My paintings live in odd places. The doctor who saved JD's life when he was born has one. My trainer in Malibu has one. My mother had two, but after she left the world, her nurse sent them back to me. A psychotherapist whom I consulted when I was crippled has one. I gave one I love to Bethy, who handles our accounts. One is propped against my light, which hangs over this desk, and lights up my keyboard.

Acrylics, layered on like oils, blues, reds, pinks, purples. a swirl of stars like tiny flowers, my vision of a galaxy -- it's leaning against the desk lamp like a bulletin board. I've clipped onto it a typed list of the posts on my blog, Fran/ Sue/JD phone and fax numbers, passwords, set up data, and Earthlink case numbers.

I keep thinking it's time to buy a clipboard, or an easel, but I just clip on more papers. Continue ignoring out-of-date notes taped here and there, on my large, curved, beige Exxon desk, into which my green velvet desk chair (on wheels) is pulled. So I sit a proper distance from my 24 inch monitor and keyboard. With the computer diagonally to my right like a bird's wing, hovering above the surge protector into which everything is plugged. Except the router, which sits on an old mahogany desk (like the desk chair) that JC scrounged, carried upstairs from the street, along with shelves and wastebaskets, that once upon a time belonged to an office of someone who's gone out of business.
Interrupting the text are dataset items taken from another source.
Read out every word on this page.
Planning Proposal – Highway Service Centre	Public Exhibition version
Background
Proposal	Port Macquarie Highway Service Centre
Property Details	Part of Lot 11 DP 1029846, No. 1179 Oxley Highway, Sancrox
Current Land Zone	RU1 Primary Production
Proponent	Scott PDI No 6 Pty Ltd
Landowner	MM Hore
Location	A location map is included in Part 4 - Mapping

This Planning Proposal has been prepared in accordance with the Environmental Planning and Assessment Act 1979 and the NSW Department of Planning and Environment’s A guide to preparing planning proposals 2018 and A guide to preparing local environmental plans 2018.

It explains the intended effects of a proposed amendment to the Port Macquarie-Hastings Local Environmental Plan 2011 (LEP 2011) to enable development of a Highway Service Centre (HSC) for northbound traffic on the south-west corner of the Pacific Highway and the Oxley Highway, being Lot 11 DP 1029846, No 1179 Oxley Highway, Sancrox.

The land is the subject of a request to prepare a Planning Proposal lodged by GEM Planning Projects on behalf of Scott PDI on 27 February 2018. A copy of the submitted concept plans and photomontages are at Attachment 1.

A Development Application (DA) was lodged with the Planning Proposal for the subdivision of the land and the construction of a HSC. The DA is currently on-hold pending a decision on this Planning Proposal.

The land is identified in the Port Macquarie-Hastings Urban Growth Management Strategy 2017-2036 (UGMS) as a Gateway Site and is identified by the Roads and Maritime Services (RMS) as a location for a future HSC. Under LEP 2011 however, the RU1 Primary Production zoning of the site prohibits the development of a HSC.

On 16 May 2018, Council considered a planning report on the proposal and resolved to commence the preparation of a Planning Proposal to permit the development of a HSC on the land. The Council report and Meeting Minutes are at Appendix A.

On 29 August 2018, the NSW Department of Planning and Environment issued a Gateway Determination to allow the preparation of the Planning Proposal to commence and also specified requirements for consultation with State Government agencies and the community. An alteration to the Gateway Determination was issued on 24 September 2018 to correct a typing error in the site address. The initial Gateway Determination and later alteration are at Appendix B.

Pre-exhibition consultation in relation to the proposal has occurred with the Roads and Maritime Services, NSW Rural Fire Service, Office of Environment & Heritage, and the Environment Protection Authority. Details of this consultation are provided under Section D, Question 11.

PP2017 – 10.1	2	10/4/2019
Get the picture? I was going to describe my paintings, not my office, but like the paintings, it's like a stage set, every piece, every part expressing, representing a thought, a choice.

Similarly, the hallways. They're the gallery for my paintings -- large, medium, and small New York cityscapes. I enjoy details, daubing in, layering on, doing fine lines, doing with painting what I do when I'm on the phone with a pencil in my hand. I draw intricate flowers, stems, branching into more stems, dividing into thinner ones that turn into twigs, each with a leaf or two, each leaf, with a spine from which capillaries extend to its scalloped edges. The cityscapes were inspired by a photo of the city that I saw in a magazine -- an infinity of buildings above which other buildings hover, behind which smaller buildings peep, all of them with windows. My goodness, sometime I ought to count how many windows. Squares, rectangles, some with oval arches are minutely, delicately calligraphed in the largest cityscape in the hall outside our theater -- it's the city in shades of orange, reds, and gold leaf lacquer, a 3 foot by 5 foot canvas.

Meticulous, ridiculous ! There goes the rhymer in me, rhyming words for the fun of it as I sidle up to describing my clowns. The doorway of JD's room has a door-size girl clown, a portrait of me done in oils; with felt, montage style giving me a moo-cow's fake eyelashes. Next to the front door there's an 8 x 4 foot clown on it (JC) -- oils, colored glass buttons, and sequins from an old costume. I did the clowns when JD was a toddler, so that when we were in and out of town, the life-size clowns were Mommy and Daddy, always present.

Once, when I was painting a lot, because I was between tours (had no new choreography projects in mind, and writing was daily logs about what to do), a friend brought a gallery owner over from Boston. He studied them, all of them, and said, after hemming and hawing ... "Uh well, they might um ... sell ... but ... "

But he never explained more. Want to buy a fascinating painting? JC in the other room was given, by Paramount pictures, a Canon camera and color printer. (He did a big part "Charlotte's Web" from which he was completely cut.) I told JC that it would be nice to have a picture of my galaxy clipboard ... maybe, one of these days we'll do a blog exhibit.